Apparently a home filled with televisions, electronic gadgets and games, or an outdoors with a backyard with plenty of space to play, a grandfather willing to drive them to the swimming pool or parks nearby just aren’t enough to entertain our brood of children anymore.
No, they want to be entertained.
If you really want to amuse the children in your life, here’s a bit of trivia for you. At least for my children, today marks the exact halfway point in their summer. They got out of school May 27, and they return Aug. 25, making July 12 the mathematical center of those dates.
That’s right, bored kids, you’ve already wasted half your summer. And that’s right, exhausted parents, you’re on the home stretch now.
My children, who apparently forgot how much they said they loathed school in its final months, are looking forward to it. They tell me they’re eager to return to their friends, days full of activities and, yes, even the joys of a cafeteria lunch.
Until then, they seem to rest all day, just awaiting that magical time when we return from work.
In their heads, that’s also the moment the nightly party begins. That’s when their parents, fresh off a relaxing day of solving problems at work and getting yelled at by strangers, bound into the house with endless energy and play whatever games they might like.
That’s when a selfless parent will drag them onto a trampoline, take them on a bike ride or, if the weather’s wet, pull out a board game to make the night fly.
I blame TV for these unrealistic expectations. You always saw Ward Cleaver walk through the door and say, “Hi, honey, I’m home!” You never saw a beaten-down Ward open the door and say, “You won’t believe the garbage I had to handle today.”
Some of the more modern shows my children watch seem to dispel with the idea parents work at home. There’s almost always a parent around, often even working wherever the child might be otherwise. Or maybe they’re working from home.
Sitcoms in my youth mostly involved dads who barely knew their children’s names, much less their interests and an expectation they’d play their favorite games. If one of those dads ever heard that someone was bored, they would’ve been given a chore list.

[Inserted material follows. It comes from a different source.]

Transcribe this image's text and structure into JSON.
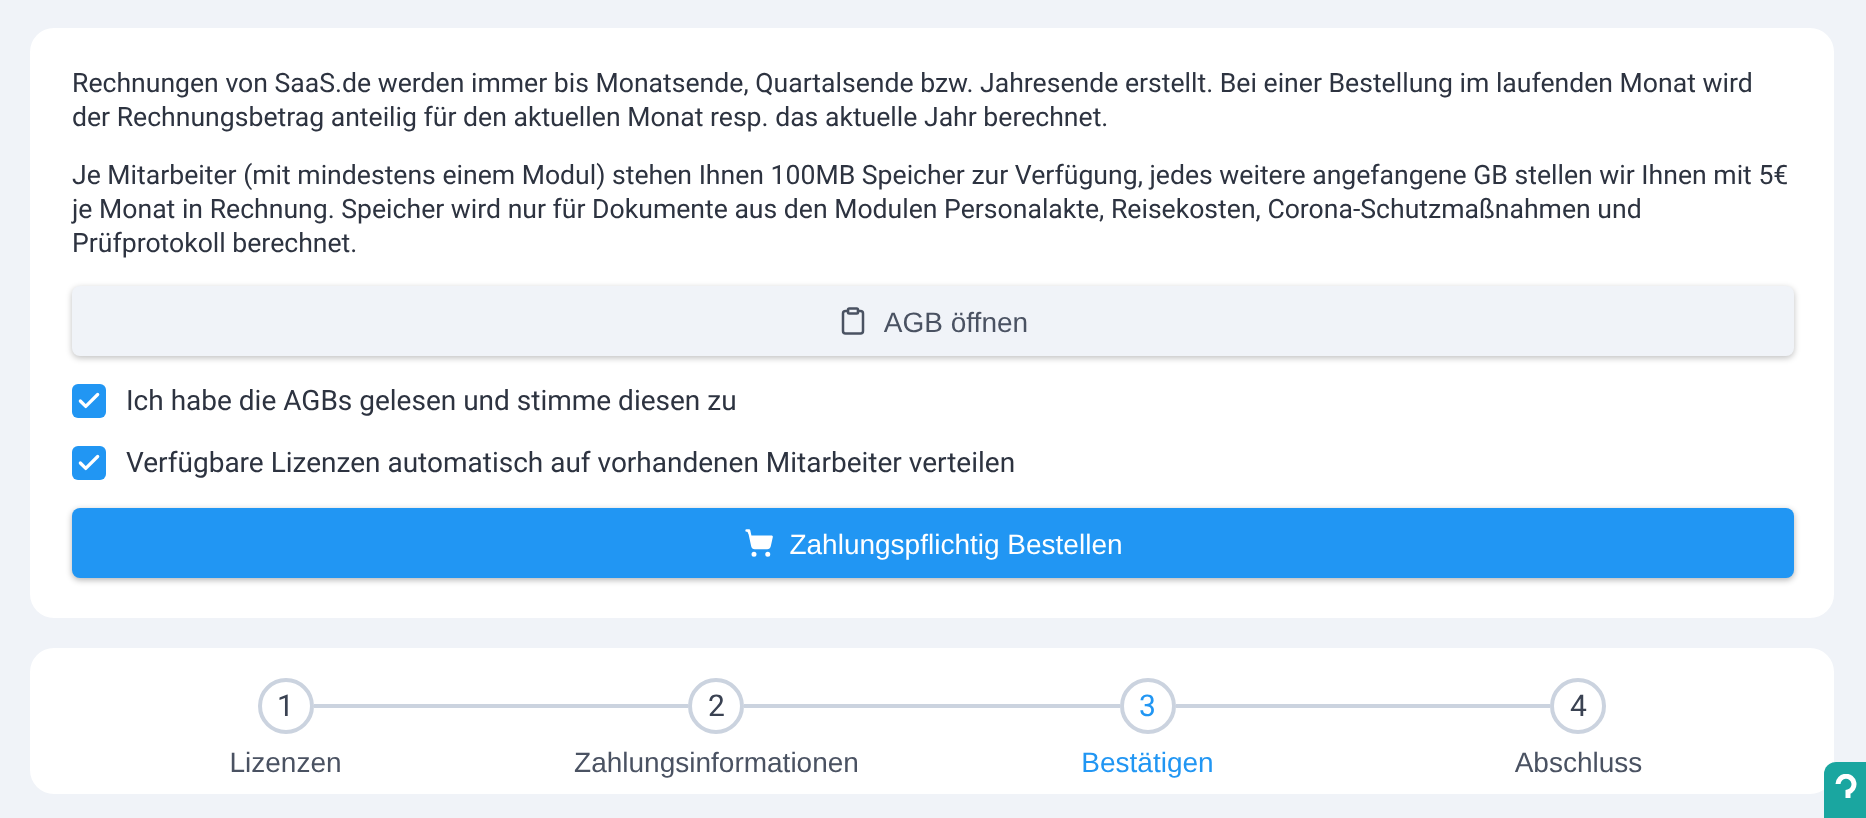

But life is no situation comedy. Instead, you try to meet people somewhere in the middle. You try to give them a few good minutes of playtime before admitting to them you’re exhausted from the part of your day that pays the bills.
While it’s certainly routine, I’d never call it boring. I know the carefree days of summer are numbered. There are 45 of them left, to be exact, and we’re going to try to enjoy them however we can.